Une politique d'images et de récits

Cela appelle une politique d'images et de récits. Une politique qui ne devrait ni simuler ni dissimuler derrière une « image de marque » lisse et sans états d'âme !

Une politique qui devrait rendre familiers les traits, les travers, les émois, les sensualités de celle qui fut longtemps une maîtresse captivante, parfois détestée de bien des générations de Français.

Une politique qui procure images, odeurs, saveurs, rires, larmes et sentiments, quelle que soit leur nature.

Une politique qui joue des contacts avec du militaire, d'expressions picturales ou graphiques, de récits littéraires et de fictions télévisées ou cinématographiques, etc.

Ce n'est pas une mince affaire. Il y faut de l'imagination et de la permanence. Il ne s'agit pas de faire des coups sans lendemain. L'ambition nécessite de concevoir et d'organiser une action de longue durée, jouant de tout ce qui fait ou peut faire image et récits dans le quotidien militaire, de tous les formes d'expression et de création artistique!

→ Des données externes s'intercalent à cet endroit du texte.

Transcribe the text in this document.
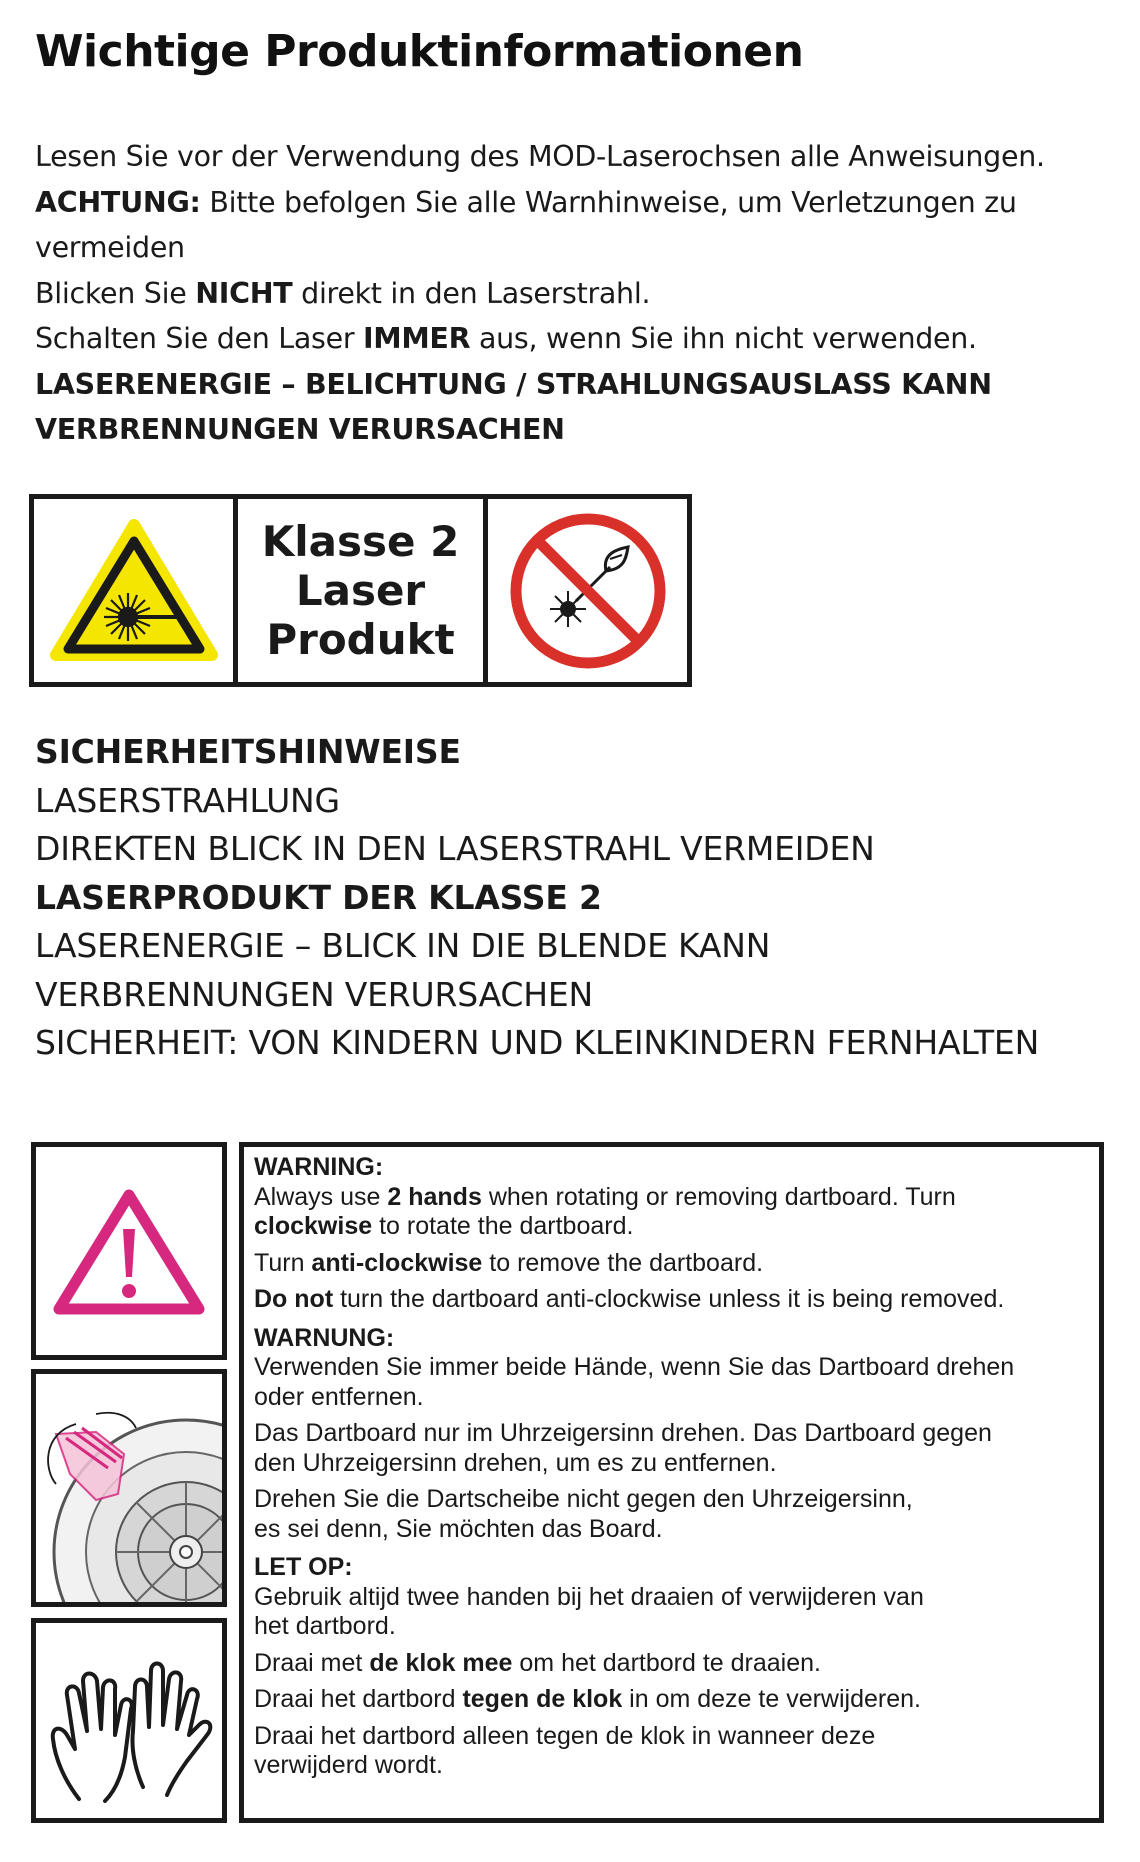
Wichtige Produktinformationen
Lesen Sie vor der Verwendung des MOD-Laserochsen alle Anweisungen.
ACHTUNG: Bitte befolgen Sie alle Warnhinweise, um Verletzungen zu
vermeiden
Blicken Sie NICHT direkt in den Laserstrahl.
Schalten Sie den Laser IMMER aus, wenn Sie ihn nicht verwenden.
LASERENERGIE – BELICHTUNG / STRAHLUNGSAUSLASS KANN
VERBRENNUNGEN VERURSACHEN
Klasse 2
Laser
Produkt
SICHERHEITSHINWEISE
LASERSTRAHLUNG
DIREKTEN BLICK IN DEN LASERSTRAHL VERMEIDEN
LASERPRODUKT DER KLASSE 2
LASERENERGIE – BLICK IN DIE BLENDE KANN
VERBRENNUNGEN VERURSACHEN
SICHERHEIT: VON KINDERN UND KLEINKINDERN FERNHALTEN

WARNING:

Always use 2 hands when rotating or removing dartboard. Turn
clockwise to rotate the dartboard.

Turn anti-clockwise to remove the dartboard.

Do not turn the dartboard anti-clockwise unless it is being removed.

WARNUNG:

Verwenden Sie immer beide Hände, wenn Sie das Dartboard drehen
oder entfernen.

Das Dartboard nur im Uhrzeigersinn drehen. Das Dartboard gegen
den Uhrzeigersinn drehen, um es zu entfernen.

Drehen Sie die Dartscheibe nicht gegen den Uhrzeigersinn,
es sei denn, Sie möchten das Board.

LET OP:

Gebruik altijd twee handen bij het draaien of verwijderen van
het dartbord.

Draai met de klok mee om het dartbord te draaien.

Draai het dartbord tegen de klok in om deze te verwijderen.

Draai het dartbord alleen tegen de klok in wanneer deze
verwijderd wordt.
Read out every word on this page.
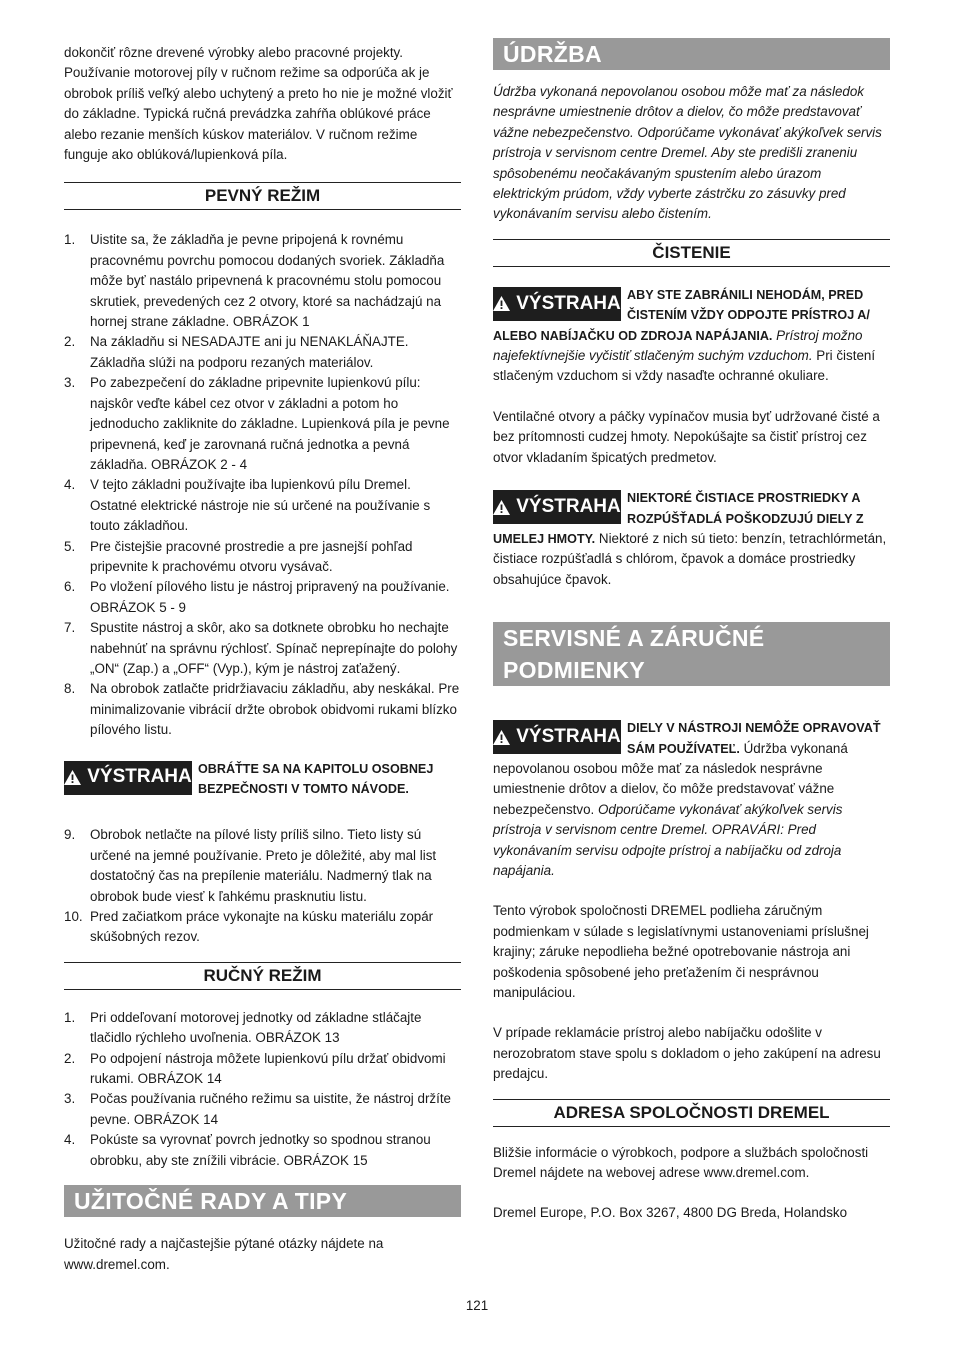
dokončiť rôzne drevené výrobky alebo pracovné projekty. Používanie motorovej píly v ručnom režime sa odporúča ak je obrobok príliš veľký alebo uchytený a preto ho nie je možné vložiť do základne. Typická ručná prevádzka zahŕňa oblúkové práce alebo rezanie menších kúskov materiálov. V ručnom režime funguje ako oblúková/lupienková píla.

PEVNÝ REŽIM
1. Uistite sa, že základňa je pevne pripojená k rovnému pracovnému povrchu pomocou dodaných svoriek. Základňa môže byť nastálo pripevnená k pracovnému stolu pomocou skrutiek, prevedených cez 2 otvory, ktoré sa nachádzajú na hornej strane základne. OBRÁZOK 1
2. Na základňu si NESADAJTE ani ju NENAKLÁŇAJTE. Základňa slúži na podporu rezaných materiálov.
3. Po zabezpečení do základne pripevnite lupienkovú pílu: najskôr veďte kábel cez otvor v základni a potom ho jednoducho zakliknite do základne. Lupienková píla je pevne pripevnená, keď je zarovnaná ručná jednotka a pevná základňa. OBRÁZOK 2 - 4
4. V tejto základni používajte iba lupienkovú pílu Dremel. Ostatné elektrické nástroje nie sú určené na používanie s touto základňou.
5. Pre čistejšie pracovné prostredie a pre jasnejší pohľad pripevnite k prachovému otvoru vysávač.
6. Po vložení pílového listu je nástroj pripravený na používanie. OBRÁZOK 5 - 9
7. Spustite nástroj a skôr, ako sa dotknete obrobku ho nechajte nabehnúť na správnu rýchlosť. Spínač neprepínajte do polohy „ON“ (Zap.) a „OFF“ (Vyp.), kým je nástroj zaťažený.
8. Na obrobok zatlačte pridržiavaciu základňu, aby neskákal. Pre minimalizovanie vibrácií držte obrobok obidvomi rukami blízko pílového listu.
VÝSTRAHA OBRÁŤTE SA NA KAPITOLU OSOBNEJ BEZPEČNOSTI V TOMTO NÁVODE.
9. Obrobok netlačte na pílové listy príliš silno. Tieto listy sú určené na jemné používanie. Preto je dôležité, aby mal list dostatočný čas na prepílenie materiálu. Nadmerný tlak na obrobok bude viesť k ľahkému prasknutiu listu.
10. Pred začiatkom práce vykonajte na kúsku materiálu zopár skúšobných rezov.
RUČNÝ REŽIM
1. Pri oddeľovaní motorovej jednotky od základne stláčajte tlačidlo rýchleho uvoľnenia. OBRÁZOK 13
2. Po odpojení nástroja môžete lupienkovú pílu držať obidvomi rukami. OBRÁZOK 14
3. Počas používania ručného režimu sa uistite, že nástroj držíte pevne. OBRÁZOK 14
4. Pokúste sa vyrovnať povrch jednotky so spodnou stranou obrobku, aby ste znížili vibrácie. OBRÁZOK 15
UŽITOČNÉ RADY A TIPY

Užitočné rady a najčastejšie pýtané otázky nájdete na www.dremel.com.

ÚDRŽBA

Údržba vykonaná nepovolanou osobou môže mať za následok nesprávne umiestnenie drôtov a dielov, čo môže predstavovať vážne nebezpečenstvo. Odporúčame vykonávať akýkoľvek servis prístroja v servisnom centre Dremel. Aby ste predišli zraneniu spôsobenému neočakávaným spustením alebo úrazom elektrickým prúdom, vždy vyberte zástrčku zo zásuvky pred vykonávaním servisu alebo čistením.

ČISTENIE
VÝSTRAHA ABY STE ZABRÁNILI NEHODÁM, PRED ČISTENÍM VŽDY ODPOJTE PRÍSTROJ A/ ALEBO NABÍJAČKU OD ZDROJA NAPÁJANIA. Prístroj možno najefektívnejšie vyčistiť stlačeným suchým vzduchom. Pri čistení stlačeným vzduchom si vždy nasaďte ochranné okuliare.

Ventilačné otvory a páčky vypínačov musia byť udržované čisté a bez prítomnosti cudzej hmoty. Nepokúšajte sa čistiť prístroj cez otvor vkladaním špicatých predmetov.

VÝSTRAHA NIEKTORÉ ČISTIACE PROSTRIEDKY A ROZPÚŠŤADLÁ POŠKODZUJÚ DIELY Z UMELEJ HMOTY. Niektoré z nich sú tieto: benzín, tetrachlórmetán, čistiace rozpúšťadlá s chlórom, čpavok a domáce prostriedky obsahujúce čpavok.
SERVISNÉ A ZÁRUČNÉ PODMIENKY
VÝSTRAHA DIELY V NÁSTROJI NEMÔŽE OPRAVOVAŤ SÁM POUŽÍVATEĽ. Údržba vykonaná nepovolanou osobou môže mať za následok nesprávne umiestnenie drôtov a dielov, čo môže predstavovať vážne nebezpečenstvo. Odporúčame vykonávať akýkoľvek servis prístroja v servisnom centre Dremel. OPRAVÁRI: Pred vykonávaním servisu odpojte prístroj a nabíjačku od zdroja napájania.

Tento výrobok spoločnosti DREMEL podlieha záručným podmienkam v súlade s legislatívnymi ustanoveniami príslušnej krajiny; záruke nepodlieha bežné opotrebovanie nástroja ani poškodenia spôsobené jeho preťažením či nesprávnou manipuláciou.

V prípade reklamácie prístroj alebo nabíjačku odošlite v nerozobratom stave spolu s dokladom o jeho zakúpení na adresu predajcu.

ADRESA SPOLOČNOSTI DREMEL

Bližšie informácie o výrobkoch, podpore a službách spoločnosti Dremel nájdete na webovej adrese www.dremel.com.

Dremel Europe, P.O. Box 3267, 4800 DG Breda, Holandsko

121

Cette ambition devrait appeler la mobilisation des organismes publics et privés qui ont en charge le rapport du militaire à la société ou s'en donnent la vocation.

Les associations peuvent y contribuer par leurs réseaux, par les influences qu'elles exercent sur les commandements, par les manifestations qu'elles peuvent elles-mêmes organiser.

Une idée par ci par là ne fait pas une politique. Celles qui suivent ne feront qu'illustrer le propos.

Dans les rangs militaires, il y a des illustrateurs de grand talent : aquarellistes, dessinateurs, caricaturistes, etc. Leurs œuvres souvent militairement incorrectes et hilarantes circulent sous le manteau.

Rendons publiques ces images du militaire réalisées par des militaires, dans nos revues et bulletins, dans des manifestations comme le festival annuel de la caricature à Epinal !

Imaginons cette pâle journée d'appel pour la défense, abstraite et sans âme, remplacée par un séjour actif et non passif dans une formation combattante, un séjour encadré par des retraités ou par des réservistes.

Au moment où la visibilité et l'audience des Armées deviennent problématiques, cette politique d'images et de récits activant leur présence dans la conscience nationale est plus que jamais nécessaire. Soutenir l'Armée française, c'est donc faire vivre et revivre un imaginaire militaire national.

Par nos réseaux et nos talents, nous pouvons tous y concourir. A défaut, la parole du militaire tombera dans le vide de consciences indifférentes.